Yesterday we looked at the question of worldview and its importance in helping us find the truth. Today we're going to continue in that theme and look at exactly what a worldview is and how to frame the discussion.
Simply put, a worldview is a lens through which we view the world and by which we interpret events, information and experiences. Each of us has one, whether we have thought it through or not.
I have found Ravi Zacharias, a prolific Christian author and speaker, very helpful in his work on this subject. He says that a worldview has to answer four basic questions: Where did I come from? What is life's meaning? How do I define right from wrong and what happens to me when I die? These can be categorized as Origin, Meaning, Morality and Destiny. The catch, and the reason that Christianity rises above other worldviews, is that these four categories must be coherent: they must make sense together. The answer to each question must also stand on its own - it has to conform to reality.

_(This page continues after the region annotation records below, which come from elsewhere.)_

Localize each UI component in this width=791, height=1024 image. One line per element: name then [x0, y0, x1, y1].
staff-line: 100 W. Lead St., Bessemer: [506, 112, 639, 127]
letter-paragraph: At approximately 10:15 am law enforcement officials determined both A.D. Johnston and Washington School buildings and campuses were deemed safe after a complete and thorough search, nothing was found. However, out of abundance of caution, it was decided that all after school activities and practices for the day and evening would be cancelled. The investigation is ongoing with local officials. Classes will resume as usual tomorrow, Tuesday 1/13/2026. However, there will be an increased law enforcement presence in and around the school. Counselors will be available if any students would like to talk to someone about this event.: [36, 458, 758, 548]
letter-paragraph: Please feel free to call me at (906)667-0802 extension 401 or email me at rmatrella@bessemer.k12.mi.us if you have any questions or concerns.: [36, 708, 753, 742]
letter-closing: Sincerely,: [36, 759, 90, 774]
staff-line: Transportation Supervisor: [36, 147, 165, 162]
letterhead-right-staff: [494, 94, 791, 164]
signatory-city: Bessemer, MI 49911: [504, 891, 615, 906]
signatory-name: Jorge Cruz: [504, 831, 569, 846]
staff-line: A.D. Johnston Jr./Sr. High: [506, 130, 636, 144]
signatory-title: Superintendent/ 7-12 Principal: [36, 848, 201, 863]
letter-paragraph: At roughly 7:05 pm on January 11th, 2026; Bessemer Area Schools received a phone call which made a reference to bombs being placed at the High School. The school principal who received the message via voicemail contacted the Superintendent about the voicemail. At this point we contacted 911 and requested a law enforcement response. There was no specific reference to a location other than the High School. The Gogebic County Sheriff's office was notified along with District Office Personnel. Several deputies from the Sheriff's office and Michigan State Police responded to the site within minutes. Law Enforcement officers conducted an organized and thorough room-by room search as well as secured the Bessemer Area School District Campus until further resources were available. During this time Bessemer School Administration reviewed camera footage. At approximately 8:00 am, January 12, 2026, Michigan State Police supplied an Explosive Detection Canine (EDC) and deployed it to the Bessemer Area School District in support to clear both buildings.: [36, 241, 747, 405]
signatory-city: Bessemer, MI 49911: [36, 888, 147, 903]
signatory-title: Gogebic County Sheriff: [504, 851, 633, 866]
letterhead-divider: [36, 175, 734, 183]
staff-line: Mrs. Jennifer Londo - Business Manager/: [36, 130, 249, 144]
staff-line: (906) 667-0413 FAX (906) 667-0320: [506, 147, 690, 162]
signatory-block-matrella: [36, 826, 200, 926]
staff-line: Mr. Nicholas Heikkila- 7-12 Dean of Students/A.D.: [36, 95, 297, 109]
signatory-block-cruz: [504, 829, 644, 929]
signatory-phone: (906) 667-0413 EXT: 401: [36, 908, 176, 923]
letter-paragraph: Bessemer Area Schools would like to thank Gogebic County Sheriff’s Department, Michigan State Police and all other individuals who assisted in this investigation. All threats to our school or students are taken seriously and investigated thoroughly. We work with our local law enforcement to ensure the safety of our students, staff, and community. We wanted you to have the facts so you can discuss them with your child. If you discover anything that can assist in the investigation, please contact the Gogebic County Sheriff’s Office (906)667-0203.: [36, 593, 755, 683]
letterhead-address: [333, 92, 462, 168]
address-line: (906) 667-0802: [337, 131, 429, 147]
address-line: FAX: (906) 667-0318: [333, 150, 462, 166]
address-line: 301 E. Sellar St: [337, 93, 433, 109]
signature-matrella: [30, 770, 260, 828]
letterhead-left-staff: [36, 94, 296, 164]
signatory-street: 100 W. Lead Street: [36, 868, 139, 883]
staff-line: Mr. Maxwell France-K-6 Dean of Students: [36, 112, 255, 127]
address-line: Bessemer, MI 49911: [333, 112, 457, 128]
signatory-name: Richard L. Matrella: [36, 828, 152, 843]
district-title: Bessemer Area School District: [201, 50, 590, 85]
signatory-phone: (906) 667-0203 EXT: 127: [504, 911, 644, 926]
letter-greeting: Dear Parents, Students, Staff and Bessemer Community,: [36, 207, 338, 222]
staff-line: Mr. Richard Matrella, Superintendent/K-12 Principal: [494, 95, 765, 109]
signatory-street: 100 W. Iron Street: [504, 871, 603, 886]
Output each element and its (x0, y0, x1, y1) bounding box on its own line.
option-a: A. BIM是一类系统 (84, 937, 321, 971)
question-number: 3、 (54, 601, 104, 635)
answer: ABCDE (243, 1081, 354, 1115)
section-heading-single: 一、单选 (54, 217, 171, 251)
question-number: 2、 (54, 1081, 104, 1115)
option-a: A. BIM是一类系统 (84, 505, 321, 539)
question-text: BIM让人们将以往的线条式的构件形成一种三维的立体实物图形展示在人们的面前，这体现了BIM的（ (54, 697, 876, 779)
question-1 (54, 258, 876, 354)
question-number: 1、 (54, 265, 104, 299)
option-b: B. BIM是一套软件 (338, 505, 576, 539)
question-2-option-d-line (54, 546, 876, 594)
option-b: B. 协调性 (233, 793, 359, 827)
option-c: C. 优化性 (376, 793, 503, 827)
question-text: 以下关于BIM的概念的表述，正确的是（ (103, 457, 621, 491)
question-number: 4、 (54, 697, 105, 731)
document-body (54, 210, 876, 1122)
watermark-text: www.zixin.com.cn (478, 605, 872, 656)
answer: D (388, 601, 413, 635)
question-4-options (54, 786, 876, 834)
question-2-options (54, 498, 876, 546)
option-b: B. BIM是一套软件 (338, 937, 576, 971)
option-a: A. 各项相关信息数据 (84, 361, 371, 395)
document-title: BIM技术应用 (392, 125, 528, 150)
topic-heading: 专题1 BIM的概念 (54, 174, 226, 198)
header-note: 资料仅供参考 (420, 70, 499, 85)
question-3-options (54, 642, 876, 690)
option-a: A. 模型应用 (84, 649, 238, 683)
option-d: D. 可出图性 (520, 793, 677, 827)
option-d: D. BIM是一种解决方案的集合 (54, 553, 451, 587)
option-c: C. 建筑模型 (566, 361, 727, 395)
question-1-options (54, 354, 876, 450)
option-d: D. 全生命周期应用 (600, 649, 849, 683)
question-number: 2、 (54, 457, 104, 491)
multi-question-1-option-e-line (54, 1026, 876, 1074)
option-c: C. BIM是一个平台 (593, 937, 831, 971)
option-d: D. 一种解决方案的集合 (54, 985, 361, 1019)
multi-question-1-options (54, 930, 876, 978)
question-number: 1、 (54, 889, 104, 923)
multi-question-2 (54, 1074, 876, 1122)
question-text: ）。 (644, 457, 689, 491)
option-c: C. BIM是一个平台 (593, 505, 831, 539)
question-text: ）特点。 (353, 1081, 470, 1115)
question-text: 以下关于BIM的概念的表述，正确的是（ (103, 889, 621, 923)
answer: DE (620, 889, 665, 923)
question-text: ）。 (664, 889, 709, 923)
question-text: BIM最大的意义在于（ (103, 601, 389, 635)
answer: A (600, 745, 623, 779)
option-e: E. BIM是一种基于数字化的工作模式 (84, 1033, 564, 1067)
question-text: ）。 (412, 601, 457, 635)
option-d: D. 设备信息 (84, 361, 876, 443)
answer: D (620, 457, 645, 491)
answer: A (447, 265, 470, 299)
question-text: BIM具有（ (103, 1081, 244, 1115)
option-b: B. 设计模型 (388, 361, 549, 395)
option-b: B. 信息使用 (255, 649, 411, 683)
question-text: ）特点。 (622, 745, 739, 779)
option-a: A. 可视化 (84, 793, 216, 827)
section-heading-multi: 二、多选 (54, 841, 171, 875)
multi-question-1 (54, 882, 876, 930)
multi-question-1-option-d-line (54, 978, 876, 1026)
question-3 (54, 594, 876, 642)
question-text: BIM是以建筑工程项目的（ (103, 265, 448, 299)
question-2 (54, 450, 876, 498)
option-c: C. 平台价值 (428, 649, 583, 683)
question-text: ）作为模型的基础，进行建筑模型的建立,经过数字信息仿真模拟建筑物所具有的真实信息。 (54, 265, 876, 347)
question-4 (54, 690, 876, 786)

Nancy Pearcey has taken a slightly different approach in her book Total Truth. She gives three categories: Creation, Fall, and Redemption. The questions are basically the same. I would highly recommend her newsletter for an example of how a solid grasp of worldview can help you to make sense of the world. Understanding this subject can also help you to better identify the biases and prejudicial tendencies of news outlets and academic institutions. As already stated, we all have a worldview. What we need to do is be upfront about that fact. Tomorrow we'll begin with the first question and look at the different answers we might get from various viewpoints.